Host nation history: Day of German Unity

After announcing new travel rules on Nov. 9, 1989, there was heavy pedestrian traffic at the entry points to West Berlin. East German border guards and customs officials at Checkpoint Charlie handled the situation in a smooth, friendly and uncomplicated manner. Photo by Klaus Oberst

Oct. 3 marks the 31st anniversary of the reunification of the Federal Republic of Germany after the fall of the Berlin Wall in 1989.

Based on the Potsdam Agreement signed in Aug. 1945 at the end of World War II, Germany was divided into four sectors governed by the United States, Great Britain and France in the West and the Soviet Union in the East of the country.

The Federal Republic of Germany, commonly referred to as West Germany, was established on May 23, 1949, with Bonn being the provisional capital. The foundation of the German Democratic Republic, often called East Germany, followed later that year on Oct. 7.

West Germany was comprised of 11 individual states and quickly prospered with an open market economic system. East Germany, with its five states, relied on a planned and government directed economy under Soviet rule. Although they shared a common history, the people of Germany lived in a divided nation for the next forty years. Families were torn apart, some living in the West and other family members being restricted from leaving East Germany. Up to 2.5 million East Germans secretly fled Soviet rule to seek freedom and build new lives in the West.

During the night of Dec. 4, 1961, further sections of the border between the German Democratic Republic and West Berlin were secured. The photo shows a barrier at the entry point at Friedrichstrasse. Photo by Stoehr

The city of Berlin was also divided into four sectors and on Aug. 13, 1961, East German authorities began erecting a barrier around the western part of the city (West Berlin), engulfing the Brandenburger Tor (gate). The Brandenburg gate quickly became a symbol of the nation’s division. At first it was merely a barbed wire fence guarded by the East German national army, but over the years it grew to a total length of 75 miles of concrete blocks, up to 15 feet tall, topped with barbed wire, surrounding West Berlin and also dividing the city straight through the middle. In many instances the structure was erected as a double wall with a “death strip” of 100 yards in between the rows of blocks.

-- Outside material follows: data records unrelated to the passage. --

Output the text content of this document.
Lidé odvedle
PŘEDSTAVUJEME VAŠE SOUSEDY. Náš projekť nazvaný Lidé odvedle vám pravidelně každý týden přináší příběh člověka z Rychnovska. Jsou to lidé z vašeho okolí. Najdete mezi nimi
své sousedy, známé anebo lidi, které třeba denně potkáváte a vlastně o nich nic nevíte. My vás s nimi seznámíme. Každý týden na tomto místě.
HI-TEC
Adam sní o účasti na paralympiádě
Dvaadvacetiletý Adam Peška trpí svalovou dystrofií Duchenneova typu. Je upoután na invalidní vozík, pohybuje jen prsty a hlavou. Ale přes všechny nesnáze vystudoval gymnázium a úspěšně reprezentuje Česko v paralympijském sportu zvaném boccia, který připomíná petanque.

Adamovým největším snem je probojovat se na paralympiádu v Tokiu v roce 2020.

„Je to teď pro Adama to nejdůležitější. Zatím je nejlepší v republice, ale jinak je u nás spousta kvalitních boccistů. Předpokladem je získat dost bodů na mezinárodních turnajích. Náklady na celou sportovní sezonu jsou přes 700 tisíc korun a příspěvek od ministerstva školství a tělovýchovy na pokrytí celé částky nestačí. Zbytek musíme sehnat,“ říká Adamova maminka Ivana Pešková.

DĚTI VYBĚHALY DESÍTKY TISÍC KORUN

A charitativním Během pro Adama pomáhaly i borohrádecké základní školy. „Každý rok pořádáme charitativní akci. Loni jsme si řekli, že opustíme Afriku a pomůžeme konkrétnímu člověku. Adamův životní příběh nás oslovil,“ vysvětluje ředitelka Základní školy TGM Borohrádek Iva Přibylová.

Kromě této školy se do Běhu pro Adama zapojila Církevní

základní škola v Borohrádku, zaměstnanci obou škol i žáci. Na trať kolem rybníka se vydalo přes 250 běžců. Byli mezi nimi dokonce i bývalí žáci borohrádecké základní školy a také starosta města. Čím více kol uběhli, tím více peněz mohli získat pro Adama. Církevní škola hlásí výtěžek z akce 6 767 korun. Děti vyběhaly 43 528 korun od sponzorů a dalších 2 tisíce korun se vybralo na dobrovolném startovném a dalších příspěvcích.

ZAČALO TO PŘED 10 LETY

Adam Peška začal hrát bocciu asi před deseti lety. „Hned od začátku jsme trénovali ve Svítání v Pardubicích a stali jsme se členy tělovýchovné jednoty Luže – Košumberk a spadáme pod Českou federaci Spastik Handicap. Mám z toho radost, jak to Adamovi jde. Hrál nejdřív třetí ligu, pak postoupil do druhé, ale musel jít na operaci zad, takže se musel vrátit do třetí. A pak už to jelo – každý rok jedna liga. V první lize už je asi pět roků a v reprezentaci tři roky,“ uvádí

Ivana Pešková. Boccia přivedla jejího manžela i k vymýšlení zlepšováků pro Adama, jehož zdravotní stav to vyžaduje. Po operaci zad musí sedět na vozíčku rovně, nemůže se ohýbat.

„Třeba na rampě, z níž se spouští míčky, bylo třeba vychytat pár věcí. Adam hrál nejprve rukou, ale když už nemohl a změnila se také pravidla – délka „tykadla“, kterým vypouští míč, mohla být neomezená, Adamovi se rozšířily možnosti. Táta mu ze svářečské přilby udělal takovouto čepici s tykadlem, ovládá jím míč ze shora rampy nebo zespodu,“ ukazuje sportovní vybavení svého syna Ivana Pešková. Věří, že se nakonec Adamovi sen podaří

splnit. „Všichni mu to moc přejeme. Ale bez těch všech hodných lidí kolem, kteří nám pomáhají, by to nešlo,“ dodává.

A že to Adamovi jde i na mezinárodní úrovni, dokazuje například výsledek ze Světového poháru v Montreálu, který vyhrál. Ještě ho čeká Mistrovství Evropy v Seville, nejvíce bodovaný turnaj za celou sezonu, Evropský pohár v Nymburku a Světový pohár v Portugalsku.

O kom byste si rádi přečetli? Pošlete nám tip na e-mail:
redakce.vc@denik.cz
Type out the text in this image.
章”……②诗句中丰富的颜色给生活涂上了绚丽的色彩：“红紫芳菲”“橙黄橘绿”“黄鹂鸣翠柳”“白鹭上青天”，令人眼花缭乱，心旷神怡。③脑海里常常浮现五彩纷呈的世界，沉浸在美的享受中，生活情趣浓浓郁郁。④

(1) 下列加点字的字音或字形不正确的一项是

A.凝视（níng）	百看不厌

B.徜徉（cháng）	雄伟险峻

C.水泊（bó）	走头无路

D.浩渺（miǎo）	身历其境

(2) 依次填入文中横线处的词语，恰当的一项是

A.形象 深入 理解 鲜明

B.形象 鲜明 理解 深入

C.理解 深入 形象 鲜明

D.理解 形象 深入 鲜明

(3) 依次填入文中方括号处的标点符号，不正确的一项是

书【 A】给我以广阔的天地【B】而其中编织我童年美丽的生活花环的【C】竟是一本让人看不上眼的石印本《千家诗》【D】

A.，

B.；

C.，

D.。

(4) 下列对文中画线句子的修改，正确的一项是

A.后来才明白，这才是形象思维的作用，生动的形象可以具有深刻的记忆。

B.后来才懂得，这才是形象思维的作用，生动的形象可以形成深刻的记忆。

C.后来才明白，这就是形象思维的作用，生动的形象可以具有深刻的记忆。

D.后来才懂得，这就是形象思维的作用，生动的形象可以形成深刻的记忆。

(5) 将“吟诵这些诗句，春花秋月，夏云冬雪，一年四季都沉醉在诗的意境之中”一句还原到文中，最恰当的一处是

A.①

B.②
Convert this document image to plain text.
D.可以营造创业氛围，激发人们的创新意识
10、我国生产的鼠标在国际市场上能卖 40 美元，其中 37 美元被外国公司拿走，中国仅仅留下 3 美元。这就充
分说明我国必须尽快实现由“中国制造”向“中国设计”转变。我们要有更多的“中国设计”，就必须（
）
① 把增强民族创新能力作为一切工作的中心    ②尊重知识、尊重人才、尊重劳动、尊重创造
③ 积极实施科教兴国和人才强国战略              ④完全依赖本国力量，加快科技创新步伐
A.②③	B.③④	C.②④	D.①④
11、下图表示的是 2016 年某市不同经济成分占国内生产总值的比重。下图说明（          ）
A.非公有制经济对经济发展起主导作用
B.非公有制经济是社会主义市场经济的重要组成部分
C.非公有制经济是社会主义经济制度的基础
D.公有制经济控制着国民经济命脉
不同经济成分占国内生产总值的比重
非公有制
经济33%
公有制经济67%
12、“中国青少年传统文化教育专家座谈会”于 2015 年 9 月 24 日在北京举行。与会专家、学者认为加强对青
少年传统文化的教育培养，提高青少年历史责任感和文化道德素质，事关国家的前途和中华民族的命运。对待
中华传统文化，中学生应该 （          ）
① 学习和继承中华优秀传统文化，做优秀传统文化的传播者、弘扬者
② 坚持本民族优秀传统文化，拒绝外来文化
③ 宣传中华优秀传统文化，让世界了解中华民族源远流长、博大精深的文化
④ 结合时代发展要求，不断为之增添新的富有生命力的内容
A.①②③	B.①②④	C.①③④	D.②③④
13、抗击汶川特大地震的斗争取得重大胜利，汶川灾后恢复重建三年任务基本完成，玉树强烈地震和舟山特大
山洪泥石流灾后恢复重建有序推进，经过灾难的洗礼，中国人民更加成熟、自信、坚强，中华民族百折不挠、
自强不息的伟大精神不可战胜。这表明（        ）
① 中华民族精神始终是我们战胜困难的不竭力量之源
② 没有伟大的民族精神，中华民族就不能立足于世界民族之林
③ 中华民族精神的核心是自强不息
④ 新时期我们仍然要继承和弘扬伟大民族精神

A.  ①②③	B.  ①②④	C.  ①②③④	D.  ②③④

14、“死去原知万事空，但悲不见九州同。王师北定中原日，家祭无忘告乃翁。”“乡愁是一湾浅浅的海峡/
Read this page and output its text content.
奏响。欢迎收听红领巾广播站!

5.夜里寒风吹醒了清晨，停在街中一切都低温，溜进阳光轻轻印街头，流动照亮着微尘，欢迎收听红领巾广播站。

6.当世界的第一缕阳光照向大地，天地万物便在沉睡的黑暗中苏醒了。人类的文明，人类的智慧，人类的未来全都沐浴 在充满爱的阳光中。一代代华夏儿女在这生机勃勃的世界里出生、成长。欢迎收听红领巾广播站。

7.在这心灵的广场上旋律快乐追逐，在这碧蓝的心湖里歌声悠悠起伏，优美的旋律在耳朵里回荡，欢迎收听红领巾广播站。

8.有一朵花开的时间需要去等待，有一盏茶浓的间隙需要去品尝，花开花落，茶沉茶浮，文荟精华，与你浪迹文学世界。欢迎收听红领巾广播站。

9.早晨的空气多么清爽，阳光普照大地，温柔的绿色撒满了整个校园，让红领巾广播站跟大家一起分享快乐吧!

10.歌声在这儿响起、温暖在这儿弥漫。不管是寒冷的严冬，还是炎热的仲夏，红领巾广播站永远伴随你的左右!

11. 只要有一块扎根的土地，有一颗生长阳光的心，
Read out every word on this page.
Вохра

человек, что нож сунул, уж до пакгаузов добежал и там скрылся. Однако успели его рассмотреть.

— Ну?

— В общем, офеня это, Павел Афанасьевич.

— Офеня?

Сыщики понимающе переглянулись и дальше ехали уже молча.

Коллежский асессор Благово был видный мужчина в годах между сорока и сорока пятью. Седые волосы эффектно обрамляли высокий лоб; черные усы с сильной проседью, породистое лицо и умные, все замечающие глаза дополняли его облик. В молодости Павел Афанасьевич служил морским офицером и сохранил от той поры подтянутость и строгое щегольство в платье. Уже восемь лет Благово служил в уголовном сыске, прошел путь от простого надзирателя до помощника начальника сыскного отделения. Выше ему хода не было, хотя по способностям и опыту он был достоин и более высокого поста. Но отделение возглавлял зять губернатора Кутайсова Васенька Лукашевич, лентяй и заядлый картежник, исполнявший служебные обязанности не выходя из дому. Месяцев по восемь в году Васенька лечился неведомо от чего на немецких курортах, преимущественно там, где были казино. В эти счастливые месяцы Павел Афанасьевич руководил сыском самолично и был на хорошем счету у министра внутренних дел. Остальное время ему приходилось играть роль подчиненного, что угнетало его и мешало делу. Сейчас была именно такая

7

Several checkpoints were established between the zones, the most famous being “Checkpoint Charlie,” as an entry point between the Soviet and American sectors. As many as 140 people are said to have lost their lives attempting to flee East Berlin. At the same time, further walls were erected between the East and West German borders and only three transit routes allowed for vehicle travel to Berlin, which was located in the middle of the German Democratic Republic.

By the late 1980s, East Germans became iancreasingly discontent with the overall political situation, government directed economic mismanagement, little to no personal freedom and strict travel restrictions. In a series of peaceful “Monday demonstrations” in Leipzig and other major cities over months, the protestors vividly chanted “Wir sind das Volk!” (We are the people), eventually forcing the government to back down and surprisingly announce the opening of the border on the evening of Nov. 9, 1989. The overwhelmed guards at Bornholmer Strasse near Brandenburg Gate let East Berliners through without checking identities. The news spread like a wildfire and West Berliners greeted their Eastern counterparts in a warm welcome with champagne and flowers.

After eleven months of negotiations between the two states, the reunification was formally completed in 1990 and Oct. 3 was declared as a German national holiday to celebrate the occasion. Berlin again became the capital of all 16 states. Anniversary events take place every year in rotating cities throughout Germany.

One original block of the Berlin Wall was recently moved to the traffic circle at the Kaiserslautern Military Community Center on Ramstein Air Base. The section of the wall was preserved and set in place by Airmen from the 86th Civil Engineer Group.